OBJECTIVE: To study the effect of vitamin D levels on depression course and remission status after two years, as well as attrition and mortality, in an older cohort.
METHODS: This study was part of the Netherlands Study on Depression in Older persons (NESDO), a prospective cohort study. 367 depressed older persons (≥ 60 years) were included. Baseline vitamin D status, reasons for loss to follow up, clinical depression diagnosis at two-year follow up, and six-monthly symptom scores were obtained. Data were analyzed by logistic regression and random coefficient models and adjusted for confounders of vitamin D status.
RESULTS: Vitamin D had no effect on the course of depression or remission, except for a trend towards lower remission rates in the severely deficient subgroup (25-(OH) vitamin D<25 nmol/l). Patients who died during follow up had significantly lower 25-(OH) vitamin D and 1,25-(OH)2 vitamin D levels than patients with continued participation.

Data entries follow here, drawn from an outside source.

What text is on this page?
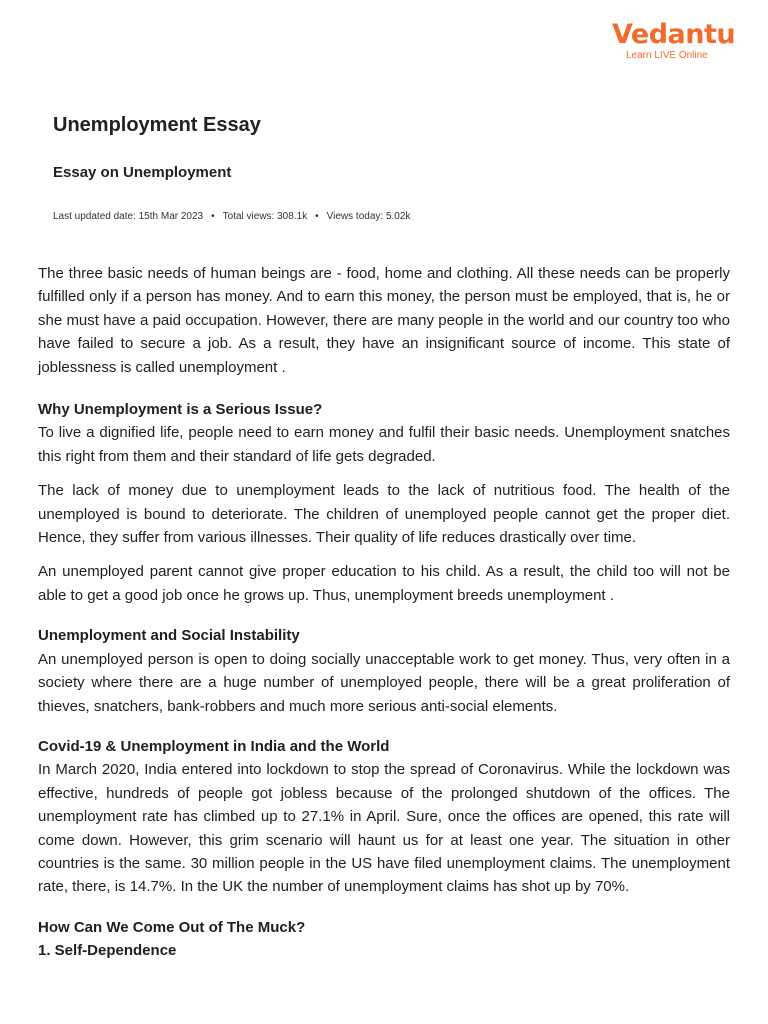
Vedantu
Learn LIVE Online
Unemployment Essay
Essay on Unemployment
Last updated date: 15th Mar 2023 • Total views: 308.1k • Views today: 5.02k

The three basic needs of human beings are - food, home and clothing. All these needs can be properly fulfilled only if a person has money. And to earn this money, the person must be employed, that is, he or she must have a paid occupation. However, there are many people in the world and our country too who have failed to secure a job. As a result, they have an insignificant source of income. This state of joblessness is called unemployment .

Why Unemployment is a Serious Issue?

To live a dignified life, people need to earn money and fulfil their basic needs. Unemployment snatches this right from them and their standard of life gets degraded.

The lack of money due to unemployment leads to the lack of nutritious food. The health of the unemployed is bound to deteriorate. The children of unemployed people cannot get the proper diet. Hence, they suffer from various illnesses. Their quality of life reduces drastically over time.

An unemployed parent cannot give proper education to his child. As a result, the child too will not be able to get a good job once he grows up. Thus, unemployment breeds unemployment .

Unemployment and Social Instability

An unemployed person is open to doing socially unacceptable work to get money. Thus, very often in a society where there are a huge number of unemployed people, there will be a great proliferation of thieves, snatchers, bank-robbers and much more serious anti-social elements.

Covid-19 & Unemployment in India and the World

In March 2020, India entered into lockdown to stop the spread of Coronavirus. While the lockdown was effective, hundreds of people got jobless because of the prolonged shutdown of the offices. The unemployment rate has climbed up to 27.1% in April. Sure, once the offices are opened, this rate will come down. However, this grim scenario will haunt us for at least one year. The situation in other countries is the same. 30 million people in the US have filed unemployment claims. The unemployment rate, there, is 14.7%. In the UK the number of unemployment claims has shot up by 70%.

How Can We Come Out of The Muck?
1. Self-Dependence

CONCLUSIONS: For the total sample we found no effect of vitamin D levels on the course of depression or remission rates. However, we did find an effect of lower vitamin D levels on mortality. This strengthens the interpretation of vitamin D deficiency being a marker for poor somatic health status. The trend towards lower remission rates in the severely deficient subgroup raises the question whether this group could benefit from supplementation. Randomized controlled trials are necessary to study this.